A-B. Representative flow cytometry analysis of ALDH activity in cells derived from a human breast tumor, orthotopically xenotransplanted in NOD/scid mice. The ALDEFLUOR assay was performed as described above. In addition mouse of cell origin were eliminated from the analysis (see Supplementary methods 1 and Supplementary Figure 5). (A, B) All the ALDEFLUOR analyses on human breast tumor cells were first gated on PI negative cells (viable cells) which represented 73.6±1.8% (Mean ± SDEV, n=43) of the total population. C-G Only the ALDEFLUOR-positive population was tumorigenic. C. The ALDEFLUOR-positive population was capable of regenerating the phenotypic heterogeneity of the initial tumor after a passage in NOD/scid mice. D. Tumor growth curves were plotted for the numbers of cells injected (50,000 cells; 5,000 cells; 500 cells) and for each population (ALDEFLUOR-positive, ALDEFLUOR-negative, unseparated). Tumor growth kinetics correlated with the latency and size of tumor formation and the number of ALDEFLUOR-positive cells. E. Representative tumor grown in NOD/scid mouse at the ALDEFLUOR-positive cells’ injection site (5,000 cells injected). No tumor was detected at the ALDEFLUOR-negative cells’ injection site (5,000 cells injected). F-G. H & E staining of ALDEFLUOR-positive cells’ injection site, revealing presence of tumor cells (F). The ALDEFLUOR-negative cells’ injection site contained only residual Matrigel, apoptotic cells and mouse tissue (G). All the data presented in this figure were generated by analysis of the MC1 tumor. Similar results were obtained for three other tumors, generated from different patients (UM1, UM2, and UM3) tested (Supplementary Figure 4).

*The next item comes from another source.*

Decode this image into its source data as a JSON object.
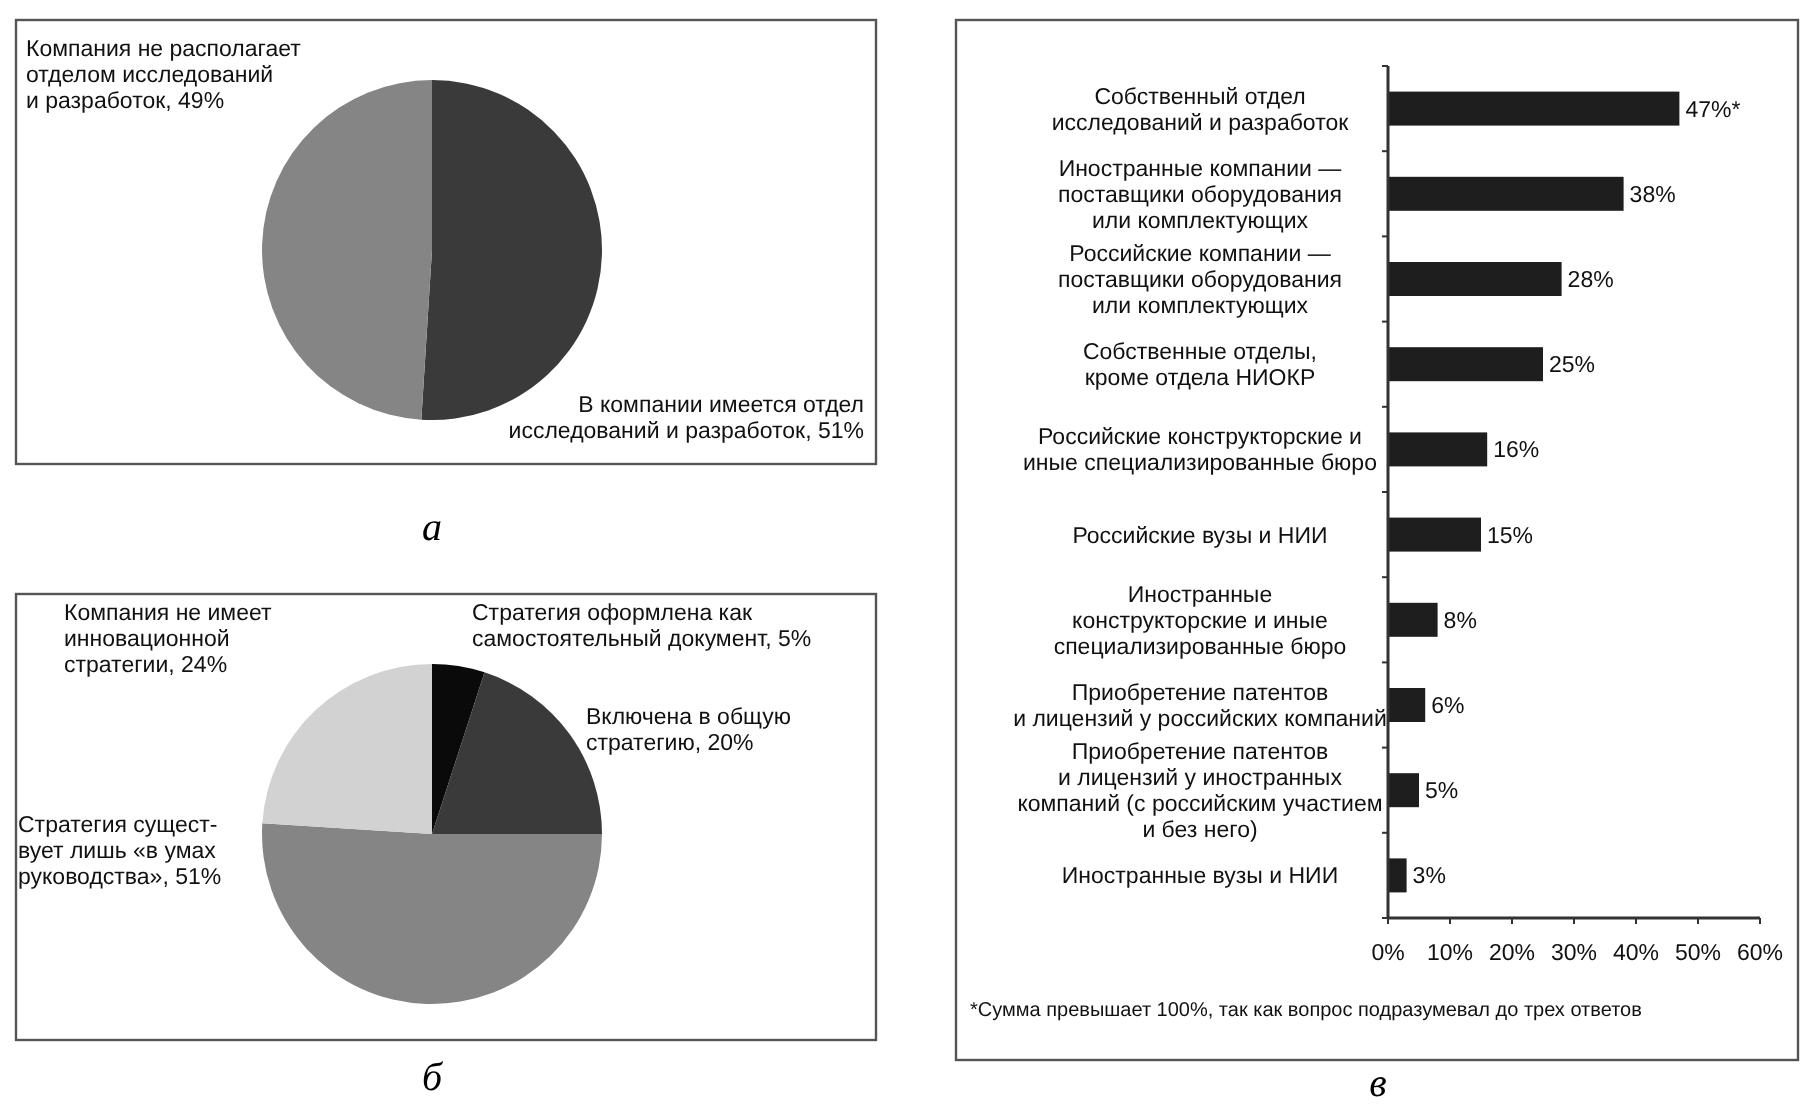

A-B. Representative FACS analysis of normal breast epithelial cells using the ALDEFLUOR assay. Cells incubated with ALDEFLUOR substrate (BAAA) and the specific inhibitor of ALDH, DEAB, were used to establish the baseline fluorescence of these cells (R1) and to define the ALDEFLUOR-positive region (R2) (A). Incubation of cells with ALDEFLUOR substrate in the absence of DEAB induces a shift in BAAA fluorescence defining the ALDEFLUOR-positive population (B). In all experiments cells were first gated on PI negative cells (viable cells) which represented 93.4 ± 2.4% (Mean ± SDEV, n= 31) of the total population. C-E. ALDEFLUOR-positive cells sorted from fresh reduction mammoplasties were enriched in sphere initiating cells(C) with 451 ± 42 mammospheres (Mean ± SDEV, n= 6, derived from 3 different patients) generated by 10,000 cells plated, versus 50 ± 8 mammospheres (Mean ± SDEV, n= 6) generated by 10,000 unseparated cells (E). ALDEFLUOR-negative cells failed to grow in suspension (D-E). ALDEFLUOR-positive cells and unseparated cells were capable of self-renewal in vitro, as shown by similar mammosphere-initiating capacity in three passages (E). F-J. Evaluation of the differentiation potential of ALDEFLUOR-positive and ALDEFLUOR-negative cells. Sorted cells were grown in differentiating conditions for 12 days and stained by IHC with lineage-specific markers (ESA, CD10). The ALDEFLUOR-positive population generated 237±15 mixed colonies/1000 cells plated (67.2 ± 3.5% bi-lineage colonies) (ESA+ cells stained in brown and CD10+ stained in purple) (F), 11± 1 myoepithelial colonies/1000 cells plated (2.9 ± 0.5%) (CD10+) (G), and 108±25 luminal colonies/1000 cells plated (30.6 ± 5.4%) (ESA+) (H). The ALDEFLUOR-negative population produced 72±10 luminal colonies/1000 cells plated (90.8 ± 3.1%) (ESA+) (H), and only 7±2 mixed colonies/1000 cells plated (9.1±1.3%) (I). Data represent Means ± SDEV, n= 6, derived from 3 different patients. J. ALDEFLUOR-positive and ALDEFLUOR-negative cells grown in differentiating conditions were collected for flow cytometry analysis of lineage markers (ESA, CD10). ALDEFLUOR-positive cells generated uncommitted progeny (15.3±3.2%, CD10-/ESA-; 21.2±1.5%, CD10+/ESA+), luminal cells (63.2 ± 4.1%, CD10-/ESA+) and myoepithelial cells (2.1±0.3%, CD10+/ESA-), whereas ALDEFLUOR-negative cells generated predominantly luminal cells (93.5±3.4%, CD10-/ESA+). Data represent Means ± SDEV, n=3.